Les jours de silence de Phillip Lewis aux Éditions Belfond
Traduit de l’américain par Anne-Laure Tissut
« Il était habituel pour les enfants d’Old Buckram de commencer l’école mais de ne pas aller au bout, et, comme on pouvait s’y attendre, aucun des ainés de mon père ne reçut guère d’éducation au-delà des années de lycée obligatoires. Je me rappelle avoir un jour demandé naïvement à mon grand- père s’il était allé à l’université. Il me répondît sèchement : « Non, petit, mais je suis passé à côté d’un certain nombre d’universités. Sans m’arrêter. » (…) Mon père, toutefois, parmi ces nombreux enfants, se distinguait. À un degré déconcertant. (…) Dans une famille où savoir lire était considéré comme une simple nécessité et aucun cas comme une vertu, il apprit sans guide. Il avait toujours un livre, avant même de savoir quoi en faire. “
Sur un contrefort élevé des Appalaches se dresse une étrange demeure de verre et d’acier réputée maudite dans le petit village d’Old Buckram. C’est ici que vit la famille Aster.
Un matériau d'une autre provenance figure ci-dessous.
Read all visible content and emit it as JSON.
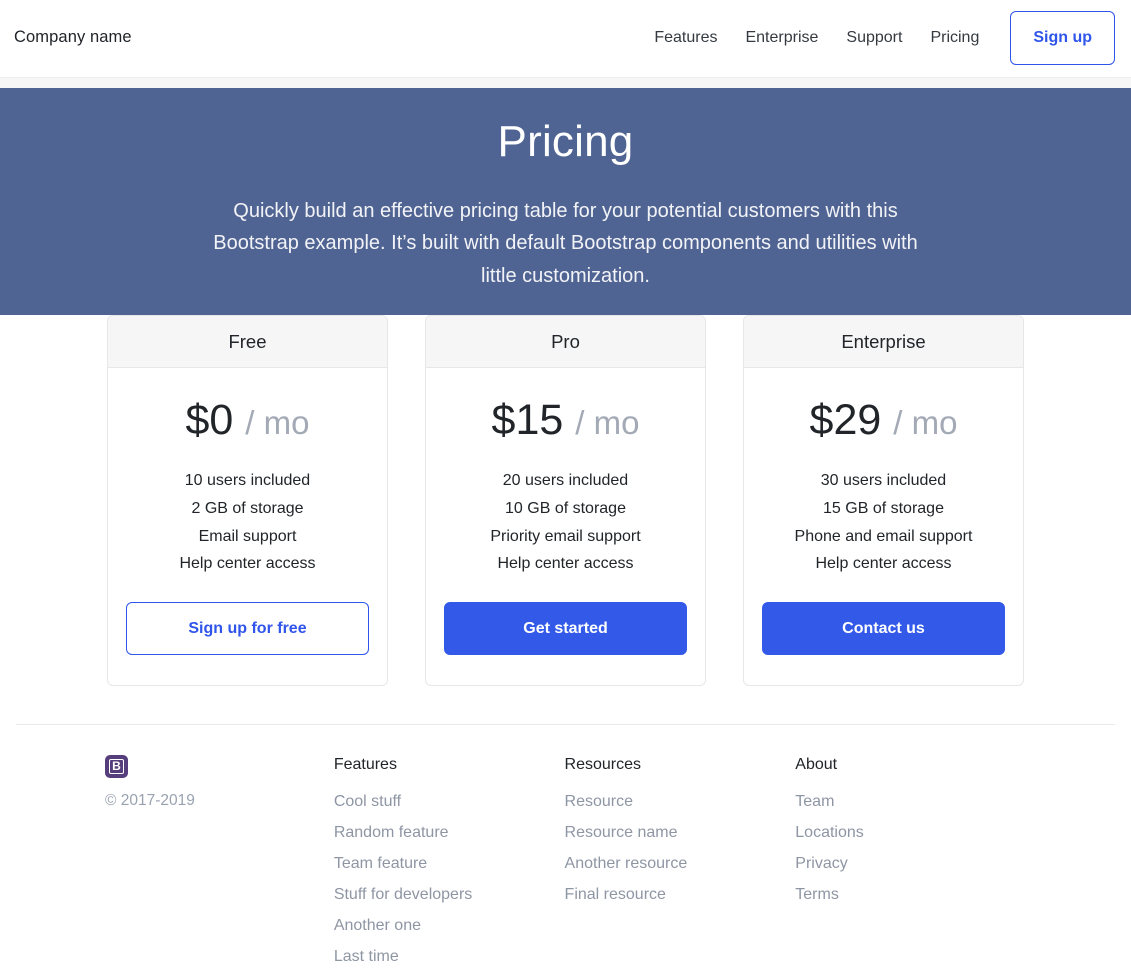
{
  "header": {
    "brand": "Company name",
    "nav": [
      {
        "label": "Features"
      },
      {
        "label": "Enterprise"
      },
      {
        "label": "Support"
      },
      {
        "label": "Pricing"
      }
    ],
    "signup_label": "Sign up"
  },
  "hero": {
    "title": "Pricing",
    "subtitle": "Quickly build an effective pricing table for your potential customers with this Bootstrap example. It’s built with default Bootstrap components and utilities with little customization.",
    "bg_color": "#506493"
  },
  "pricing": {
    "plans": [
      {
        "name": "Free",
        "price": "$0",
        "period": "/ mo",
        "features": [
          "10 users included",
          "2 GB of storage",
          "Email support",
          "Help center access"
        ],
        "cta": "Sign up for free",
        "cta_style": "outline"
      },
      {
        "name": "Pro",
        "price": "$15",
        "period": "/ mo",
        "features": [
          "20 users included",
          "10 GB of storage",
          "Priority email support",
          "Help center access"
        ],
        "cta": "Get started",
        "cta_style": "solid"
      },
      {
        "name": "Enterprise",
        "price": "$29",
        "period": "/ mo",
        "features": [
          "30 users included",
          "15 GB of storage",
          "Phone and email support",
          "Help center access"
        ],
        "cta": "Contact us",
        "cta_style": "solid"
      }
    ],
    "accent_color": "#3259e8",
    "muted_color": "#a3aab5"
  },
  "footer": {
    "logo_letter": "B",
    "logo_color": "#563d7c",
    "copyright": "© 2017-2019",
    "columns": [
      {
        "title": "Features",
        "links": [
          "Cool stuff",
          "Random feature",
          "Team feature",
          "Stuff for developers",
          "Another one",
          "Last time"
        ]
      },
      {
        "title": "Resources",
        "links": [
          "Resource",
          "Resource name",
          "Another resource",
          "Final resource"
        ]
      },
      {
        "title": "About",
        "links": [
          "Team",
          "Locations",
          "Privacy",
          "Terms"
        ]
      }
    ]
  }
}
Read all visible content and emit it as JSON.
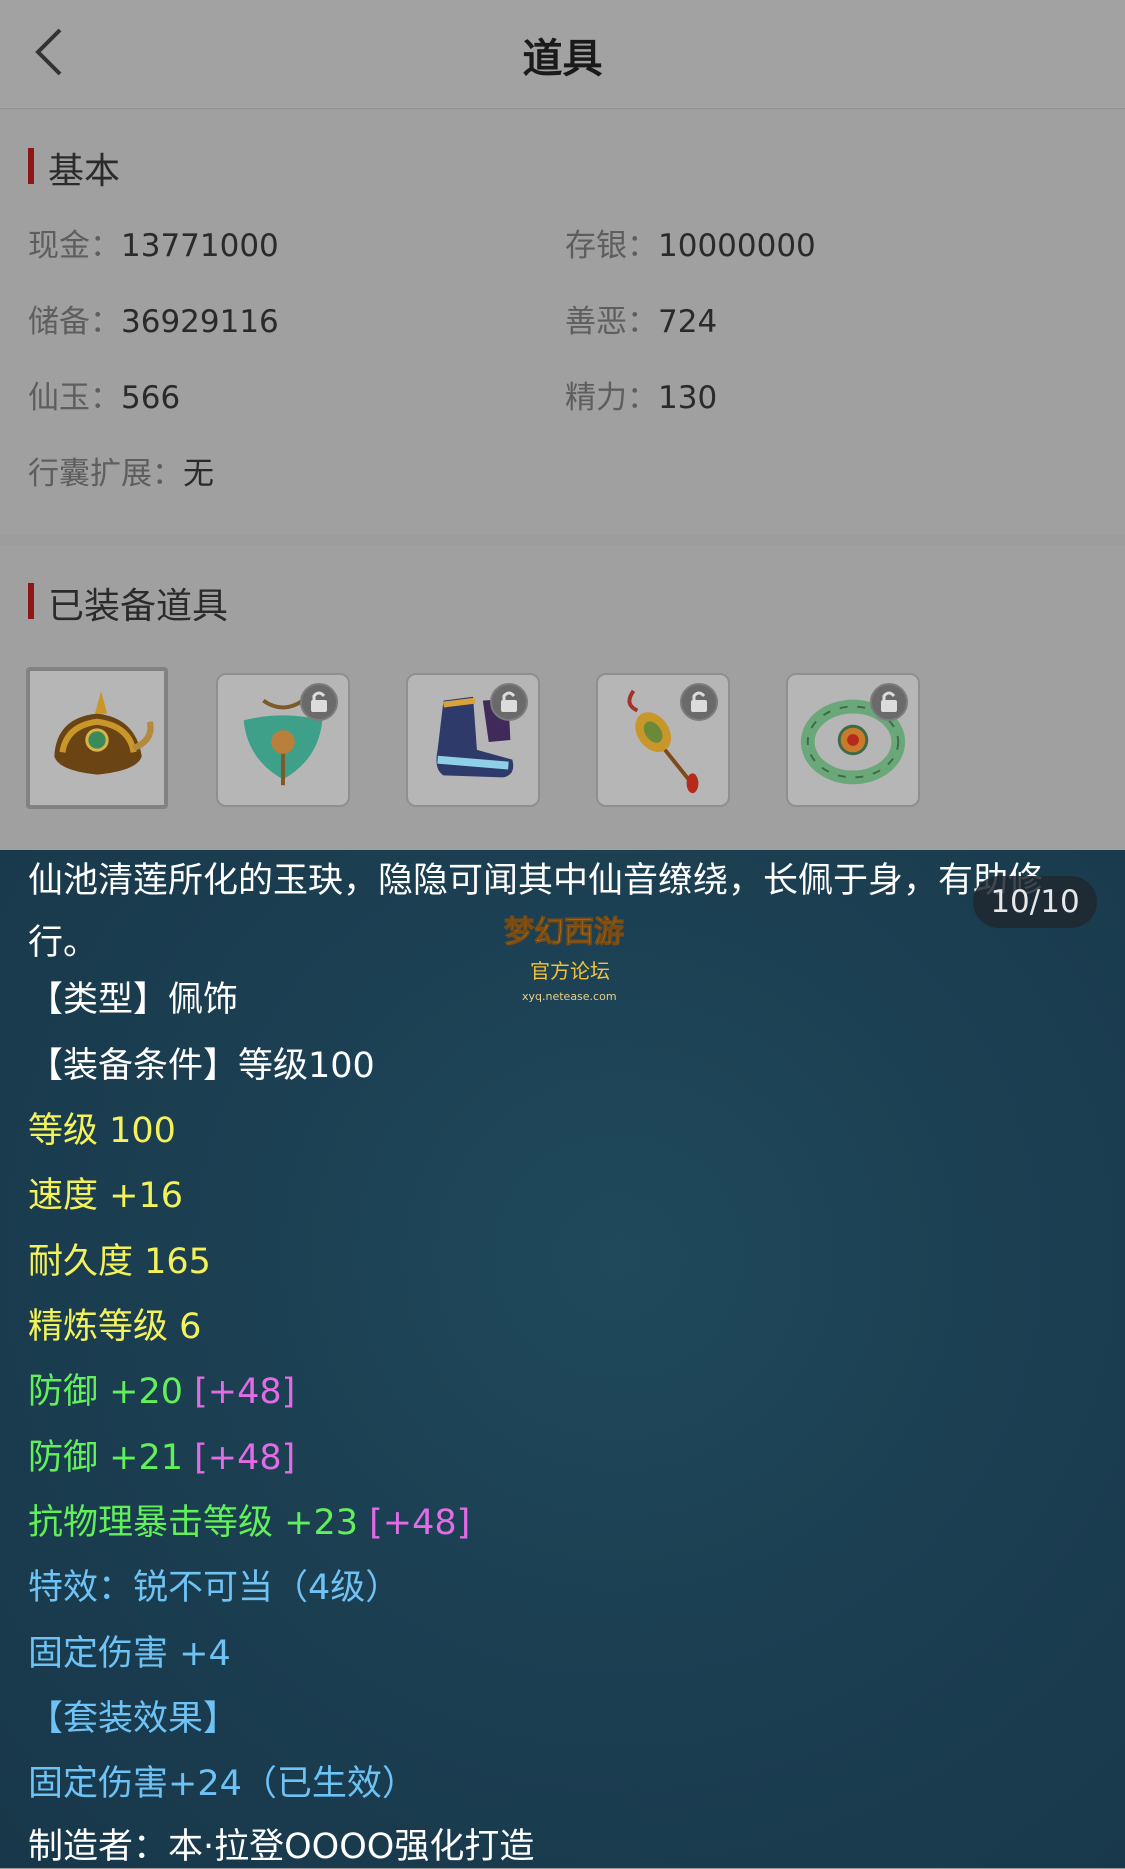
{
  "header": {
    "title": "道具"
  },
  "basic": {
    "section_title": "基本",
    "fields": [
      {
        "label": "现金：",
        "value": "13771000"
      },
      {
        "label": "存银：",
        "value": "10000000"
      },
      {
        "label": "储备：",
        "value": "36929116"
      },
      {
        "label": "善恶：",
        "value": "724"
      },
      {
        "label": "仙玉：",
        "value": "566"
      },
      {
        "label": "精力：",
        "value": "130"
      },
      {
        "label": "行囊扩展：",
        "value": "无"
      }
    ]
  },
  "equipped": {
    "section_title": "已装备道具",
    "items": [
      {
        "name": "helmet-item",
        "locked": false,
        "selected": true
      },
      {
        "name": "necklace-item",
        "locked": true
      },
      {
        "name": "boots-item",
        "locked": true
      },
      {
        "name": "pendant-item",
        "locked": true
      },
      {
        "name": "bracelet-item",
        "locked": true
      }
    ]
  },
  "detail": {
    "description": "仙池清莲所化的玉玦，隐隐可闻其中仙音缭绕，长佩于身，有助修行。",
    "pager": "10/10",
    "logo_text": "梦幻西游",
    "logo_sub": "官方论坛",
    "logo_url": "xyq.netease.com",
    "type_line": "【类型】佩饰",
    "require_line": "【装备条件】等级100",
    "level": "等级 100",
    "speed": "速度 +16",
    "durability": "耐久度 165",
    "refine": "精炼等级 6",
    "def1_base": "防御 +20",
    "def1_bonus": "[+48]",
    "def2_base": "防御 +21",
    "def2_bonus": "[+48]",
    "crit_base": "抗物理暴击等级 +23",
    "crit_bonus": "[+48]",
    "effect": "特效：锐不可当（4级）",
    "fixed_dmg": "固定伤害 +4",
    "set_title": "【套装效果】",
    "set_effect": "固定伤害+24（已生效）",
    "maker": "制造者：本·拉登OOOO强化打造"
  }
}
Le père, Henry Senior, intellectuel autodidacte développa très tôt une passion incommensurable pour les mots.
” M. Smeth avait dit à mon grand-père : « Il est franchement bizarre, ce garçon ; vous savez ?
– Vous pensez, si on le sait. » “
La mère, Eleonore, insoumise et lumineuse partage ses journées entre la contemplation de la nature et l’élevage de pur-sang.
Et avec eux, leurs enfants, Threnody, une adorable fillette et Henry Junior, petit garçon très sensible et attentif, qui voue une véritable adoration à son père. Un père qui lit et noircit jour et nuit des pages et des pages, qui composeront un jour, le roman de sa vie.
” Quand l’homme se fut retiré, je demandai à Père pourquoi il passait tant de temps à lire. Il lâcha un rire et se mit à nettoyer ses lunettes (…) « J’adore lire, dit-il. J’adore les mots, le langage. Il en a toujours été ainsi. Il n’est rien qui me plaise davantage.
– Et pourquoi passes-tu autant de temps à écrire ? »
Je vis qu’il réfléchissait. Je lui avais posé une question dont il ignorait la réponse, mais qu’il avait passé sa vie à chercher. “
Dix années plus tard, Henry Junior sous prétexte de poursuivre ses études, fuit cette maison et son intranquillité chargé de silence qui le ronge. Fuir pour essayer de comprendre pourquoi un jour son père est parti, emportant son mystérieux manuscrit…
” Le monde entier qui s’étendait tel un arc à l’horizon semblait vaste et vide. “
Ce que j’en dis :
À travers ce roman et un style raffiné, l’auteur nous offre le portrait sibyllin d’une famille du vieux Sud, amoureux des mots, des livres et de leurs histoires, sans pour autant parvenir à exprimer ses plus belles joies comme ses terribles peines.
Il explore en profondeur la passion démesurée de la lecture et de l’écriture d’un homme épris depuis toujours des mots. Une passion qui conduit jour après jour dans la douceur du silence.
Il aborde également, le deuil, la solitude mais aussi l’abandon, parfois nécessaire pour ne pas sombrer dans la folie.
Un premier roman d’apprentissage puissant, accompli, qui s’impose avec délicatesse, à son rythme, d’une manière très personnelle chère à l’auteur.
Un roman bouleversant, qui laisse son empreinte dans la mémoire des lecteurs.

Né en Caroline du Nord, Phillip Lewis a étudié à l’université North Carolina de Chapel Hill et à l’école de droit Norman Adrian Wiggins, où il a été rédacteur en chef de la Campbell Law Review. Avec son premier roman, Les Jours de silence, il nous plonge dans le décor fascinant des montagnes des Appalaches d’où, comme son narrateur, il est originaire. Il vit actuellement à Charlotte, en Caroline du Nord.
Je remercie les Éditions Belfond et Léa créatrice du groupe Picabo River Book Club pour l’organisation d’un super petit déjeuner avec l’auteur et pour cette formidable lecture.